How many is too many visitors when the environment is at stake?
Sandbanks Provincial Park is always a focal point when it comes to environmental issues in the County. It is a unique ecosystem enclosed by the world’s largest baymouth barrier dune formation. Luckily for humans, this ecosystem is also a fantastic place to relax and have fun with its white sands and clear waters. For decades, this park has been a place to vacation and commune with nature. That, combined with the County’s newfound celebrity status, makes for a staggering number of people attending the park every year. In the 1980s the number hovered around 380,000. In the last 40 years, the number of park attendees has almost doubled, passing 700,000 in 2016. In the past few years there have been more announcements that park is “sold out”, and more talks of lineups “miles long” to get in. So, with that many cars in the area, and that many more feet on the ground, how is the park doing?

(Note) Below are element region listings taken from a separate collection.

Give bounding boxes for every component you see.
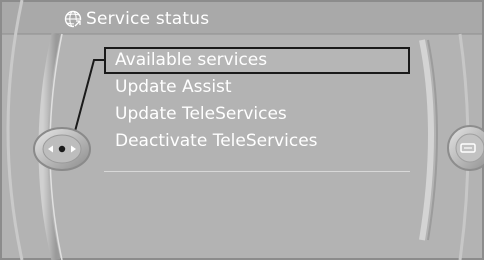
title-bar: Service status <box>64 6 209 32</box>
idrive-controller[interactable] <box>32 126 92 172</box>
menu-item-update-assist[interactable]: Update Assist <box>104 74 410 101</box>
menu-item-label: Update TeleServices <box>115 104 287 124</box>
options-icon <box>460 143 476 153</box>
menu-item-label: Deactivate TeleServices <box>115 131 318 151</box>
idrive-controller-icon <box>33 127 91 171</box>
options-knob[interactable] <box>458 139 482 157</box>
page-title: Service status <box>86 9 210 29</box>
service-status-screen: Service status Available services Update… <box>0 0 484 260</box>
menu-item-available-services[interactable]: Available services <box>104 47 410 74</box>
menu-item-label: Available services <box>115 50 268 70</box>
menu-item-label: Update Assist <box>115 77 232 97</box>
menu-divider <box>104 171 410 172</box>
menu-item-update-teleservices[interactable]: Update TeleServices <box>104 101 410 128</box>
service-menu: Available services Update Assist Update … <box>104 47 410 155</box>
service-globe-icon <box>64 10 82 28</box>
menu-item-deactivate-teleservices[interactable]: Deactivate TeleServices <box>104 128 410 155</box>
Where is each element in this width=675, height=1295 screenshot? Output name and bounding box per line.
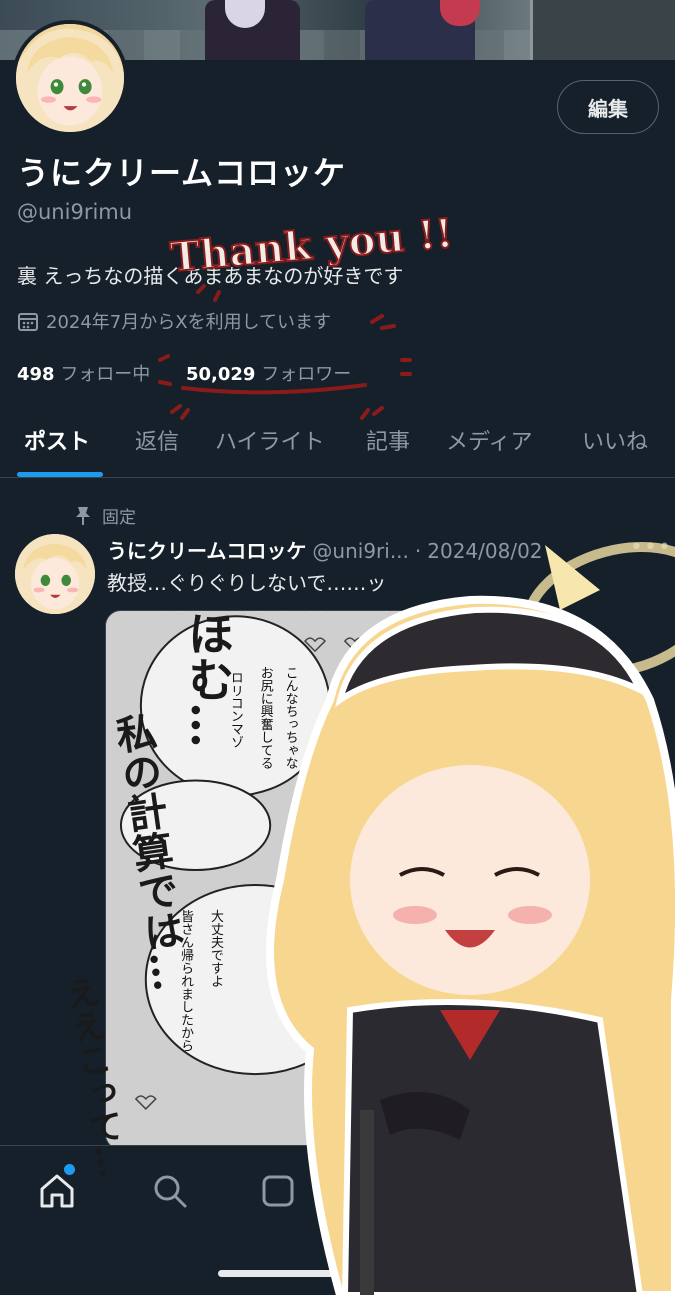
- edit-profile-button[interactable]: 編集: [557, 80, 659, 134]
- tab-media[interactable]: メディア: [446, 424, 532, 456]
- post-date[interactable]: 2024/08/02: [427, 539, 542, 563]
- manga-bubble-4: 皆さん帰られましたから: [178, 910, 193, 1053]
- following-link[interactable]: 498 フォロー中: [17, 364, 150, 385]
- user-handle: @uni9rimu: [17, 200, 133, 224]
- post-header: うにクリームコロッケ @uni9ri... · 2024/08/02: [107, 535, 667, 564]
- svg-text:お尻に興奮してる: お尻に興奮してる: [258, 666, 273, 769]
- bottom-navigation: [0, 1145, 675, 1295]
- post-media-image[interactable]: こんなちっちゃな お尻に興奮してる ロリコンマゾ 大丈夫ですよ 皆さん帰られまし…: [105, 610, 525, 1150]
- follow-stats: 498 フォロー中 50,029 フォロワー: [17, 360, 351, 386]
- banner-shelf: [530, 0, 675, 60]
- following-label: フォロー中: [60, 364, 151, 385]
- profile-bio: 裏 えっちなの描くあまあまなのが好きです: [17, 264, 404, 288]
- home-icon[interactable]: [37, 1171, 77, 1211]
- followers-label: フォロワー: [261, 364, 352, 385]
- manga-bubble-1: こんなちっちゃな: [283, 666, 298, 769]
- tab-posts[interactable]: ポスト: [24, 424, 90, 456]
- following-count: 498: [17, 364, 55, 385]
- more-icon[interactable]: •••: [630, 535, 672, 560]
- join-date-text: 2024年7月からXを利用しています: [46, 312, 332, 333]
- tab-replies[interactable]: 返信: [135, 424, 179, 456]
- active-tab-indicator: [17, 472, 103, 477]
- tab-likes[interactable]: いいね: [582, 424, 648, 456]
- pin-icon: [74, 506, 92, 526]
- join-date-row: 2024年7月からXを利用しています: [17, 308, 331, 334]
- notification-dot: [64, 1164, 75, 1175]
- tab-highlights[interactable]: ハイライト: [215, 424, 325, 456]
- display-name: うにクリームコロッケ: [17, 154, 347, 192]
- pinned-label: 固定: [102, 508, 136, 528]
- post-date-separator: ·: [414, 539, 422, 563]
- post-author-avatar[interactable]: [15, 534, 95, 614]
- followers-count: 50,029: [186, 364, 256, 385]
- followers-link[interactable]: 50,029 フォロワー: [186, 360, 351, 386]
- post-text: 教授…ぐりぐりしないで……ッ: [107, 571, 387, 595]
- profile-tabs: ポスト 返信 ハイライト 記事 メディア いいね: [0, 414, 675, 478]
- pinned-indicator: 固定: [74, 503, 136, 528]
- manga-bubble-2: ロリコンマゾ: [228, 671, 243, 749]
- manga-bubble-3: 大丈夫ですよ: [208, 910, 223, 988]
- search-icon[interactable]: [150, 1171, 190, 1211]
- profile-avatar[interactable]: [12, 20, 128, 136]
- calendar-icon: [17, 310, 39, 332]
- home-indicator: [218, 1270, 458, 1277]
- post-author-handle[interactable]: @uni9ri...: [312, 539, 408, 563]
- post-author-name[interactable]: うにクリームコロッケ: [107, 539, 306, 563]
- grok-icon[interactable]: [258, 1171, 298, 1211]
- tab-articles[interactable]: 記事: [366, 424, 410, 456]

According to Park Superintendent Robin Reilly, the park is doing quite well. This season, the park had a decline in attendance due to poor weather and high water levels. But even banner years in attendance, like 2016 had, minimal impact on the park’s ecosystem.
“Beach ecosystems are very resilient, and they host a lot of species that aren’t affected by human interaction,”said Reilly.
Reilly also adds that poison ivy is a great ally for the ecosystem. It not only holds the dunes together with its roots, but it deters the public from straying off the marked paths. That makes things like garbage collection and supervision easier as well. It is nature’s own security guard.
As for the number of times the park has been “sold out”, the issue does not lie in number of people in the park, it’s the number of cars.
“When the parking lots fill up, people start to park in dangerous areas along the roads, making it unsafe to get to and from your vehicles,” said Reilly. He adds that in the off-season, the park is in the process of blocking dangerous parking areas with posts and other impediments. This will decrease the amount of people entering the park annually and provide a safer environment for patrons.
Local interest group Friends of Sandbanks has been voicing concerns in the past, but is impressed with the park’s maintenance.
“Every year I pick up one trash bag full of garbage from the West Lake bar, but I’m encouraged that I have to walk further each year to fill that bag. I’ve been on the Outlet Beach before 8 a.m. and in addition to the daily machine grooming, park student employees were hand-picking up garbage.”
But there are voices in the County that are still concerned. Not with the status of the park currently, but what the future holds for the park if the numbers continue to rise.
Terry Sprague was the Assistant Park Naturalist from 1984- 1992, and his concern lies in what the park is designated for.
“Sandbanks Provincial Park is designated as a natural environment park. It is a sensitive dunes system that is unstable, and has been talked about as such since the 1920s. When I was working at the park, we were told that when speaking to patrons, we were to always promote natural history, and stress the fragility of the dunes.”
With so many concerned parties, it looks like everyone is doing their part to make sure that Sandbanks Provincial Park is doing well and will be around for future generations to enjoy. This year, Outlet Beach received its Blue Flag designation, with the result being that the beach has been cleaner than ever before. One small reminder from the park next season; if you plan to go the park, try and avoid the midday. Plan on going in the morning or in the late afternoon to avoid the crowds. Oh, and stay on the paths, or the natural security guards will have at you.